Here we import our title.basics.tsv file in its raw form.

In [3]:

movies = pd.read_csv('IMBDData/title.basics.tsv', delimiter="\t", low_memory=False)

FileNotFoundError: [Errno 2] No such file or directory: 'IMBDData/title.basics.tsv'

Here we look at  the first 10 rows of our dataset to decide how we are going to clean it.

In [None]:
print(movies.shape)
movies.head(10)

In the following cell we filter out many of the things that are irrilevant to our research question and clean our data by removing empty values marked as "\N" in the original dataset. Since our focus is on movies, we also filter out data related to short films or tv series or other types that the original dataset had. We also limit our analysis to movies that were released in the 21st century so that it is more relevant to our generation. 

Since our dataset is huge we had to do multiple filtering steps and cleaning to get a clean, nice, and relatively smaller dataset that we can easily run our analysis on for later parts of this project. We save the filtered out dataset in a csv file that we titled "cleaned_data" and we will refer to it later when we do more analysis and when we do combined analysis with the movie ratings dataset.


In [None]:
# Remove columns we don't need for our research question:
columns_to_remove = ['isAdult', 'endYear']
movies = movies.drop(columns=columns_to_remove)

# Filter out rows where startYear is '\N'
df = movies[movies['startYear'] != '\\N'].copy()

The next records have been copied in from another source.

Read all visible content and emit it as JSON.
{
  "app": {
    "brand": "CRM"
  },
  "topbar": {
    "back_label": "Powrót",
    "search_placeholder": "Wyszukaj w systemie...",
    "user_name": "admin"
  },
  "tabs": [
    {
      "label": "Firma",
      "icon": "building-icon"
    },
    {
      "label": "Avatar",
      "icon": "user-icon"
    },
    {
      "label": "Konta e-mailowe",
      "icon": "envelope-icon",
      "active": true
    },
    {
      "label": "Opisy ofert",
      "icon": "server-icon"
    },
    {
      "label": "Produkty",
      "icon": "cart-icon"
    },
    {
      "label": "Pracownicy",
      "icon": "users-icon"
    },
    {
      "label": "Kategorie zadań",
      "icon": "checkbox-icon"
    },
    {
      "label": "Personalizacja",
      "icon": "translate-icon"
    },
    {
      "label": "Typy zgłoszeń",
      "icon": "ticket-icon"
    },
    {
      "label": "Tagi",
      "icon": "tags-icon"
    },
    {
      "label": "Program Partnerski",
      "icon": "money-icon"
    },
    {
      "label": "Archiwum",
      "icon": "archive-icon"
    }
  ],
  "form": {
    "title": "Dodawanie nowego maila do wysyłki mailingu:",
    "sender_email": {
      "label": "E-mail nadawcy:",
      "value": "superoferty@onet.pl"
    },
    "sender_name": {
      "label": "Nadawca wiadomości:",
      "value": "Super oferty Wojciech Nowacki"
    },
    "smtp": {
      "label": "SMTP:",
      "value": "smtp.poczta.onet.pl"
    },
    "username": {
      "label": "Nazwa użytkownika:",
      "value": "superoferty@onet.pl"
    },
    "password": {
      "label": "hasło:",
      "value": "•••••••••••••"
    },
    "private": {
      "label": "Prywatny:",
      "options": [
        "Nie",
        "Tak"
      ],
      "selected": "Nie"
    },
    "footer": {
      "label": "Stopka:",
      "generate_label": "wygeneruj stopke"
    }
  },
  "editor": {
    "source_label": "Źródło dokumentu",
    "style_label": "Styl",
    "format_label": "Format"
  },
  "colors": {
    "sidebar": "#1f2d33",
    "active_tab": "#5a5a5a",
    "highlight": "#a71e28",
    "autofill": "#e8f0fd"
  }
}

# Convert startYear from string to int
df.loc[:, 'startYear'] = df['startYear'].astype(int)

# Filter out shows
df = df[df['titleType'] == "movie"]

# Filter out years before 2000
df = df[df['startYear'] >= 2000]

# Filter out years after 2024
df = df[df['startYear'] <= 2024]

cleaned_df = df


Here we save our cleaned data to a new DataFrame that we will use in the following steps.

In [None]:
cleaned_movies_df = pd.read_csv('cleaned_data.csv')

Here, we display a summary of our cleaned data. We see that the size of our newly cleaned data is much smaller than the original one with 338244 entries. 

In [None]:
cleaned_movies_df.info()

Here, we display the first 10 entries of our new cleaned dataset to visualize it and make sure we did our cleaning right:

In [None]:
cleaned_movies_df.head(10)

Here we import another file which have the ratings and the number of votes for each movie.

In [None]:
ratings_df = pd.read_csv("IMBDData/title.ratings.tsv", delimiter = "\t")

Here we combined both tables using SQL to do further analysis that depends on the ratings of each movie as well as the details in previous cleaned_movies_df.

In [None]:

joined_df = duckdb.sql("SELECT * FROM cleaned_movies_df LEFT JOIN ratings_df ON cleaned_movies_df.tconst = ratings_df.tconst").to_df()
joined_df.head(10)

Here, we save our cleaned data into csv files: 

In [None]:
df.to_csv('cleaned_data.csv', index=False)
joined_df.to_csv('joined_data.csv', index=False)